Zhao Yun charló con la Profesora Wang durante más de diez minutos y luego salió rápidamente a buscar a Yang Chen.

—No voy a darte dinero para el taxi, ¿qué tal si mejor te invito a comer? ¿Qué te parece? —preguntó Zhao Yun.

—¿Qué tal si mejor te invito yo? Necesito tu ayuda con algo —respondió Yang Chen.

—¿De qué se trata? Siempre he querido ayudarte, pero nunca he tenido la oportunidad. Ahora eres tú la que toma la iniciativa de pedirme ayuda, por fin me das una oportunidad. Siempre has sido tú la que me ayuda, y de verdad me siento mal por ello —dijo Zhao Yun.

—Ja, ja… Vamos a comer y lo hablamos. ¿Qué te apetece? Elige lo que quieras —dijo Yang Chen.
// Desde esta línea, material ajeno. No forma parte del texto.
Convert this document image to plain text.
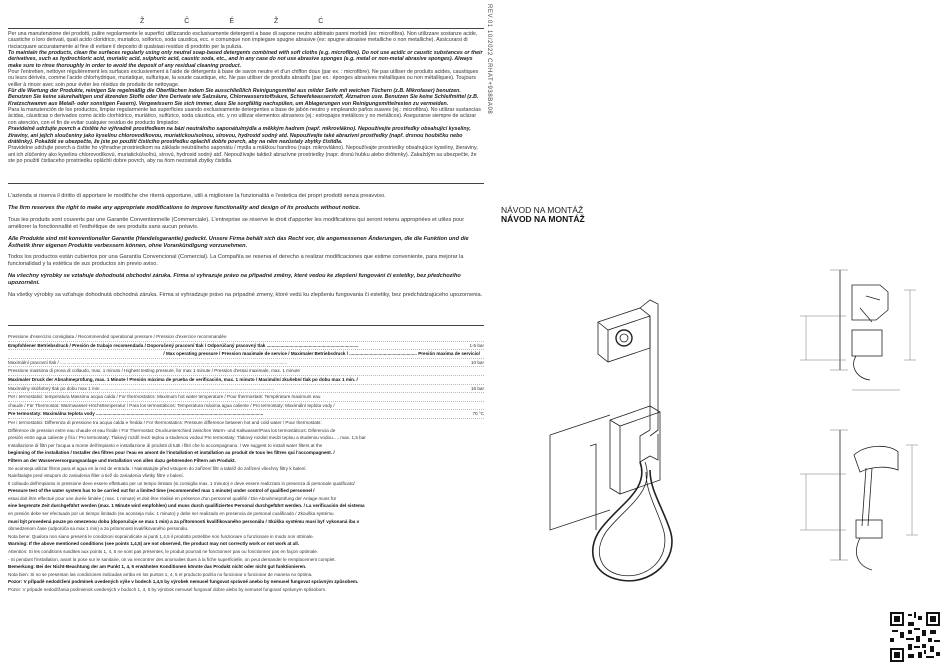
ŽČÉŽĆ

Per una manutenzione dei prodotti, pulire regolarmente le superfici utilizzando esclusivamente detergenti a base di sapone neutro abbinato panni morbidi (es: microfibra). Non utilizzare sostanze acide, caustiche o loro derivati, quali acido cloridrico, muriatico, solforico, soda caustica, ecc. e comunque non impiegare spugne abrasive (es: spugne abrasive metalliche o non metalliche). Assicurarsi di risciacquare accuratamente al fine di evitare il deposito di qualsiasi residuo di prodotto per la pulizia.

To maintain the products, clean the surfaces regularly using only neutral soap-based detergents combined with soft cloths (e.g. microfibre). Do not use acidic or caustic substances or their derivatives, such as hydrochloric acid, muriatic acid, sulphuric acid, caustic soda, etc., and in any case do not use abrasive sponges (e.g. metal or non-metal abrasive sponges). Always make sure to rinse thoroughly in order to avoid the deposit of any residual cleaning product.

Pour l'entretien, nettoyer régulièrement les surfaces exclusivement à l'aide de détergents à base de savon neutre et d'un chiffon doux (par ex. : microfibre). Ne pas utiliser de produits acides, caustiques ou leurs dérivés, comme l'acide chlorhydrique, muriatique, sulfurique, la soude caustique, etc. Ne pas utiliser de produits abrasifs (par ex.: éponges abrasives métalliques ou non métalliques). Toujours veiller à rincer avec soin pour éviter les résidus de produits de nettoyage.

Für die Wartung der Produkte, reinigen Sie regelmäßig die Oberflächen indem Sie ausschließlich Reinigungsmittel aus milder Seife mit weichen Tüchern (z.B. Mikrofaser) benutzen. Benutzen Sie keine säurehaltigen und ätzenden Stoffe oder ihre Derivate wie Salzsäure, Chlorwasserstoffsäure, Schwefelwasserstoff, Ätznatron usw. Benutzen Sie keine Schleifmittel (z.B. Kratzschwamm aus Metall- oder sonstigen Fasern). Vergewissern Sie sich immer, dass Sie sorgfältig nachspülen, um Ablagerungen von Reinigungsmittelresten zu vermeiden.

Para la manutención de los productos, limpiar regularmente las superficies usando exclusivamente detergentes a base de jabón neutro y empleando paños suaves (ej.: microfibra). No utilizar sustancias ácidas, cáusticas o derivados como ácido clorhídrico, muriático, sulfúrico, soda cáustica, etc. y no utilizar elementos abrasivos (ej.: estropajos metálicos y no metálicos). Asegurarse siempre de aclarar con atención, con el fin de evitar cualquier residuo de producto limpiador.

Pravidelně udržujte povrch a čistěte ho výhradně prostředkem na bázi neutrálního saponátu/mýdla a měkkým hadrem (např. mikrovlákno). Nepoužívejte prostředky obsahující kyseliny, žíraviny, ani jejich sloučeniny jako kyselinu chlorovodíkovou, muriatickou/solnou, sírovou, hydroxid sodný atd. Nepoužívejte také abrazivní prostředky (např. drsnou houbičku nebo drátěnky). Pokaždé se ubezpečte, že jste po použití čisticího prostředku oplachli dobře povrch, aby na něm nezůstaly zbytky čistidla.

Pravidelne udržujte povrch a čistite ho výhradne prostriedkom na základe neutrálneho saponátu / mydla a mäkkou handrou (napr. mikrovlákno). Nepoužívajte prostriedky obsahujúce kyseliny, žieraviny, ani ich zlúčeniny ako kyselinu chlorovodíkovú, muriatickú/soľnú, sírovú, hydroxid sodný atď. Nepoužívajte taktiež abrazívne prostriedky (napr. drsnú hubku alebo drôtenky). Zakaždým sa ubezpečte, že ste po použití čistiaceho prostriedku opláchli dobre povrch, aby na ňom nezostali zbytky čistidla.

L'azienda si riserva il diritto di apportare le modifiche che riterrà opportune, utili a migliorare la funzionalità e l'estetica dei propri prodotti senza preavviso.

The firm reserves the right to make any appropriate modifications to improve functionality and design of its products without notice.

Tous les produits sont couverts par une Garantie Conventionnelle (Commerciale). L'entreprise se réserve le droit d'apporter les modifications qui seront retenu appropriées et utiles pour améliorer la fonctionnalité et l'esthétique de ses produits sans aucun préavis.

Alle Produkte sind mit konventioneller Garantie (Handelsgarantie) gedeckt. Unsere Firma behält sich das Recht vor, die angemessenen Änderungen, die die Funktion und die Ästhetik ihrer eigenen Produkte verbessern können, ohne Vorankündigung vorzunehmen.

Todos los productos están cubiertos por una Garantía Convencional (Comercial). La Compañía se reserva el derecho a realizar modificaciones que estime conveniente, para mejorar la funcionalidad y la estética de sus productos sin previo aviso.

Na všechny výrobky se vztahuje dohodnutá obchodní záruka. Firma si vyhrazuje právo na případné změny, které vedou ke zlepšení fungování či estetiky, bez předchozího upozornění.

Na všetky výrobky sa vzťahuje dohodnutá obchodná záruka. Firma si vyhradzuje právo na prípadné zmeny, ktoré vedú ku zlepšeniu fungovania či estetiky, bez predchádzajúceho upozornenia.

Pressione d'esercizio consigliata / Recommended operational pressure / Pression d'exercice recommandée
Empfohlener Betriebsdruck / Presión de trabajo recomendada / Doporučený pracovní tlak / Odporúčaný pracovný tlak ........................................................................	1-5 bar
/ Max operating pressure / Pression maximale de service / Maximaler Betriebsdruck / ..................................................... Presión maxima de servicio/
Maximální pracovní tlak / ..................................................................................................................................................................................	10 bar
Pressione massima di prova di collaudo, max. 1 minuto / Highest testing pressure, for max 1 minute / Pression d'essai maximale, max. 1 minute
Maximaler Druck der Abnahmeprüfung, max. 1 Minute / Presión máxima de prueba de verificación, max. 1 minuto / Maximální zkušební tlak po dobu max 1 min. /
Maximálny skúšobný tlak po dobu max 1 min ........................................................................................................................................	16 bar
Per i termostatici: temperatura Massima acqua calda / For thermostatics: Maximum hot water temperature / Pour thermostats: Température maximum eau
chaude / Für Thermostat: Warmwasser-Höchsttemperatur / Para los termostáticos: Temperatura máxima agua caliente / Pro termostaty: Maximální teplota vody /
Pre termostaty: Maximálna teplota vody ...................................................................................................................................	70 °C
Per i termostatici: Differenza di pressione tra acqua calda e fredda / For thermostatics: Pressure difference between hot and cold water / Pour thermostats:
Différence de pression entre eau chaude et eau froide / Für Thermostat: Druckunterschied zwischen Warm- und Kaltwasser/Para los termostáticos: Diferencia de
presión entre agua caliente y fría / Pro termostaty: Tlakový rozdíl mezi teplou a studenou vodou/ Pre termostaty: Tlakový rozdiel medzi teplou a studenou vodou..... max. 1,5 bar
Installazione di filtri per l'acqua a monte dell'impianto e installazione di prodotti di tutti i filtri che lo accompagnano. / We suggest to install water filters at the
beginning of the installation / Installer des filtres pour l'eau en amont de l'installation et installation au produit de tous les filtres qui l'accompagnent. /
Filtern an der Wasserversorgungsanlage und Installation von allen dazu gehörenden Filtern am Produkt.
Se aconseja utilizar filtros para el agua en la red de entrada. / Nainstalujte před vstupem do zařízení filtr a taktéž do zařízení všechny filtry k balení.
Nainštalujte pred vstupom do zariadenia filter a tiež do zariadenia všetky filtre v balení.
Il collaudo dell'impianto in pressione deve essere effettuato per un tempo limitato (si consiglia max. 1 minuto) e deve essere realizzato in presenza di personale qualificato/
Pressure test of the water system has to be carried out for a limited time (recommended max 1 minute) under control of qualified personnel /
essai doit être effectué pour une durée limitée ( max. 1 minute) et doit être réalisé en présence d'un personnel qualifié / Die Abnahmeprüfung der Anlage muss für
eine begrenzte Zeit durchgeführt werden (max. 1 Minute wird empfohlen) und muss durch qualifiziertes Personal durchgeführt werden. / La verificación del sistema
en presión debe ser efectuado por un tiempo limitado (se aconseja máx. 1 minuto) y debe ser realizado en presencia de personal cualificado / Zkouška systému
musí být provedená pouze po omezenou dobu (doporučuje se max 1 min) a za přítomnosti kvalifikovaného personálu / Skúška systému musí byť vykonaná iba v
obmedzenom čase (odporúča sa max 1 min) a za prítomnosti kvalifikovaného personálu.
Nota bene: Qualora non siano presenti le condizioni sopraindicate ai punti 1,4,5 il prodotto potrebbe non funzionare o funzionare in modo non ottimale.
Warning: If the above mentioned conditions (see points 1,4,5) are not observed, the product may not correctly work or not work at all.
Attention: Si les conditions susdites aux points 1, 4, 5 ne sont pas présentes, le produit pourrait ne fonctionner pas ou fonctionner pas en façon optimale.
- Si pendant l'installation, avant la pose sur le sanitaire, on va rencontrer des anomalies dues à la fiche superficielle, on peut demander le remplacement complet.
Bemerkung: Bei der Nicht-Beachtung der am Punkt 1, 4, 5 erwähnten Konditionen könnte das Produkt nicht oder nicht gut funktionieren.
Nota bien: Si no se presentan las condiciones indicadas arriba en los puntos 1, 4, 5 el producto podría no funcionar o funcionar de manera no óptima.
Pozor: V případě nedodržení podmínek uvedených výše v bodech 1,4,5 by výrobek nemusel fungovat správně anebo by nemusel fungovat správným způsobem.
Pozor: V prípade nedodržania podmienok uvedených v bodoch 1, 4, 5 by výrobok nemusel fungovať dobre alebo by nemusel fungovať správnym spôsobom.
REV.01 10/2022 CRHAT+938BA08
NÁVOD NA MONTÁŽ
NÁVOD NA MONTÁŽ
—Mmm, cualquier cosa está bien. Si no eres exigente, podemos buscar un restaurante limpio al otro lado de la calle —dijo Zhao Yun.

—¡De acuerdo! Vamos —dijo Yang Chen.

Ambas cruzaron la calle y entraron en un restaurante que parecía relativamente limpio.

La camarera les trajo el menú a Yang Chen y a Zhao Yun. Mientras lo miraban, la camarera sugirió: —Jefa, nos acaba de llegar mero salvaje fresco, a solo 100 yuanes el jin, ¿le gustaría probarlo?

En el mercado, si el mero salvaje tiene buen aspecto y tamaño, también costaría más de cien por jin, o incluso más caro.

Este restaurante lo vende a solo 100 el jin, y ya preparado; desde luego, es barato.

—Señorita, no nos subestime solo porque vestimos de forma sencilla. ¿Mero salvaje, preparado, a 100 yuanes el jin? —preguntó Yang Chen.